The leaders of the USPD and KPD called for a general strike in Berlin on 7 January, and the subsequent strike attracted about 500,000 participants who surged into downtown Berlin. Within the strike, some of the participants organized a plan to oust the more moderate social democrat government and launch a communist revolution. Insurgents seized key buildings, which led to a standoff with the government. During the following two days, however, the strike leadership failed to resolve the classic dichotomy between militarized revolutionaries committed to a genuinely new society and reformists advocating deliberations with the government. Meanwhile, the strikers in the occupied quarter obtained weapons.
At the same time, some KPD leaders tried to persuade military regiments in Berlin, especially the People's Navy Division, the Volksmarinedivision, to join their side, however they mostly failed in this endeavour. The navy unit was not willing to support the armed revolt and declared themselves neutral, and the other regiments stationed in Berlin mostly remained loyal to the government.
On 8 January, the KPD resigned from the Revolutionary Committee after USPD representatives invited Ebert for talks. While these talks were taking place, the workers discovered a flyer published by Vorwärts entitled "Die Stunde der Abrechnung naht!" and about the Freikorps being hired to suppress the workers. Ebert had ordered his defense minister, Gustav Noske, to do so on 6 January. When the talks broke off, the Spartacist League then called on its members to engage in armed combat.

Attack by the Freikorps

On the same day, Ebert ordered 3,000 Freikorps soldiers to attack the Spartacists. These former soldiers still had weapons and military equipment from World War I, which gave them a formidable advantage. They quickly re-conquered the blocked streets and buildings and many of the insurgents surrendered. Between 156 and 196 insurgents and 17 Freikorps soldiers died during the fighting.

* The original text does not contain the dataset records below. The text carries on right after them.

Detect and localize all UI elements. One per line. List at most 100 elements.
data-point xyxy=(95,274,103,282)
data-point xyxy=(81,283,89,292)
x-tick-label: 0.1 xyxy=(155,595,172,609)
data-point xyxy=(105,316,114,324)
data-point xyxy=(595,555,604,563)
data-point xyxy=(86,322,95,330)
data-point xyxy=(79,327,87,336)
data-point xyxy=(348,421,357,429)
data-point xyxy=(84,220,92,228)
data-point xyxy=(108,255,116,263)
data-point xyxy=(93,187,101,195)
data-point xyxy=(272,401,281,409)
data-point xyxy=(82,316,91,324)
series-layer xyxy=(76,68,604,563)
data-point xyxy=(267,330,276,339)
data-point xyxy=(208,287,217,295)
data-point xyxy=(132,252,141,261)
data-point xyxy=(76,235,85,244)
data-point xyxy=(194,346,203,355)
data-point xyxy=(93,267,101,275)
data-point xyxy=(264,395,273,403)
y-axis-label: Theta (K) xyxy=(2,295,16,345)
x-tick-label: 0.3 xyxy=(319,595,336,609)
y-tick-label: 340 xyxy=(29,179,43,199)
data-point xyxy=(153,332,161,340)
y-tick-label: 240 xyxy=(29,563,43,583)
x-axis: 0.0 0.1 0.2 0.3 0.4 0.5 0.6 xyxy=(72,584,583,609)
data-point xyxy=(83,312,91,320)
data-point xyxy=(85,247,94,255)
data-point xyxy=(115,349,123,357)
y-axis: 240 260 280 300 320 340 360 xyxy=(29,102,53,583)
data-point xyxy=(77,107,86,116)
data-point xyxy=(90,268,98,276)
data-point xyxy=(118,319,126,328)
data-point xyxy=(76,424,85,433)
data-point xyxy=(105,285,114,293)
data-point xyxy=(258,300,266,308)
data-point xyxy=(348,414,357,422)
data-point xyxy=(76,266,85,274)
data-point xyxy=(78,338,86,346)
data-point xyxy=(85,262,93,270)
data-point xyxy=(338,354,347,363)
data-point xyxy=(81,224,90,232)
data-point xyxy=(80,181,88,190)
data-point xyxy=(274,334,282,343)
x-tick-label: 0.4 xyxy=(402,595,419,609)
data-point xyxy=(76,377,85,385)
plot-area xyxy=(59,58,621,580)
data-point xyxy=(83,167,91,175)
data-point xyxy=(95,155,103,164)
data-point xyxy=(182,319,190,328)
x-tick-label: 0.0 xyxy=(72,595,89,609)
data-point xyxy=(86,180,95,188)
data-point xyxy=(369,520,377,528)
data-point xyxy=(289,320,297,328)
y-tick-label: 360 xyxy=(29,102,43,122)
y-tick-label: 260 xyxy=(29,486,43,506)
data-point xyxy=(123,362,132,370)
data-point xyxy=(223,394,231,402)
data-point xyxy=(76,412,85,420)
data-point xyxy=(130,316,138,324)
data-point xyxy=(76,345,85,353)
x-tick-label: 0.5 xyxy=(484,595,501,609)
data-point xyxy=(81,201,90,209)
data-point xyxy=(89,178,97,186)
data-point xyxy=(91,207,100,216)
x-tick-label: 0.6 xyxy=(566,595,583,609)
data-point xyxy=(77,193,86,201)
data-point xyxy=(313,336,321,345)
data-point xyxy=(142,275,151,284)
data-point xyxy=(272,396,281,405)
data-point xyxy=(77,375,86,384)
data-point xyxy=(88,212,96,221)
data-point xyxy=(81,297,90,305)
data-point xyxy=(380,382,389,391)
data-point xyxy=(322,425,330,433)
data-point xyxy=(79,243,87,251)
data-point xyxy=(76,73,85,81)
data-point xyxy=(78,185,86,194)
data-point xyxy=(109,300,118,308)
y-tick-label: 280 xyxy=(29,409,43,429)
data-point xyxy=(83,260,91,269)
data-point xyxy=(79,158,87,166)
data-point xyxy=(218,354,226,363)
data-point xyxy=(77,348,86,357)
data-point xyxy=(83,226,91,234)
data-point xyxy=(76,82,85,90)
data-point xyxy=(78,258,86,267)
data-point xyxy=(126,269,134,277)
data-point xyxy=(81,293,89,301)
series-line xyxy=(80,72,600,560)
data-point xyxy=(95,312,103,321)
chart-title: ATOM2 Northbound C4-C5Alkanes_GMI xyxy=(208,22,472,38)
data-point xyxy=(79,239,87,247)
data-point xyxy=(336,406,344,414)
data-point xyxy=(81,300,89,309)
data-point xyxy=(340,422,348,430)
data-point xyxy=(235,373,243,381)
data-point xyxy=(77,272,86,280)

Execution of Luxemburg and Liebknecht

At 21:00 on 15 January, Luxemburg and Liebknecht were discovered in a Berlin-Wilmersdorf apartment by a citizen militia, arrested and brought over by car to the headquarters of the largest Freikorps unit, the heavily armed Garde-Kavallerie-Schützen-Division, at the Eden-Hotel. The division's first staff officer, Major Waldemar Pabst, had them questioned. He then called over the Marine-Squadron-Pflugk of torpedo boat captain Horst von Pflugk-Harttung, whom he ordered to transfer Liebknecht from the hotel to Moabit prison. Liebknecht was beaten up, driven to Tiergarten Park and executed at close range with three shots. The body was delivered as an unidentified man to a morgue.
Thirty minutes later, Luxemburg was brought through the hotel lobby, where a guard hit her twice in the head with his rifle butt. More soldiers and officers joined in beating her up. Luxemburg may already have been dead at this point. She was moved to a truck and shot once in the back of the head. Her body was thrown into the Landwehr Canal, where, despite searches by fire-brigade divers, it was not found till months later on 1 June.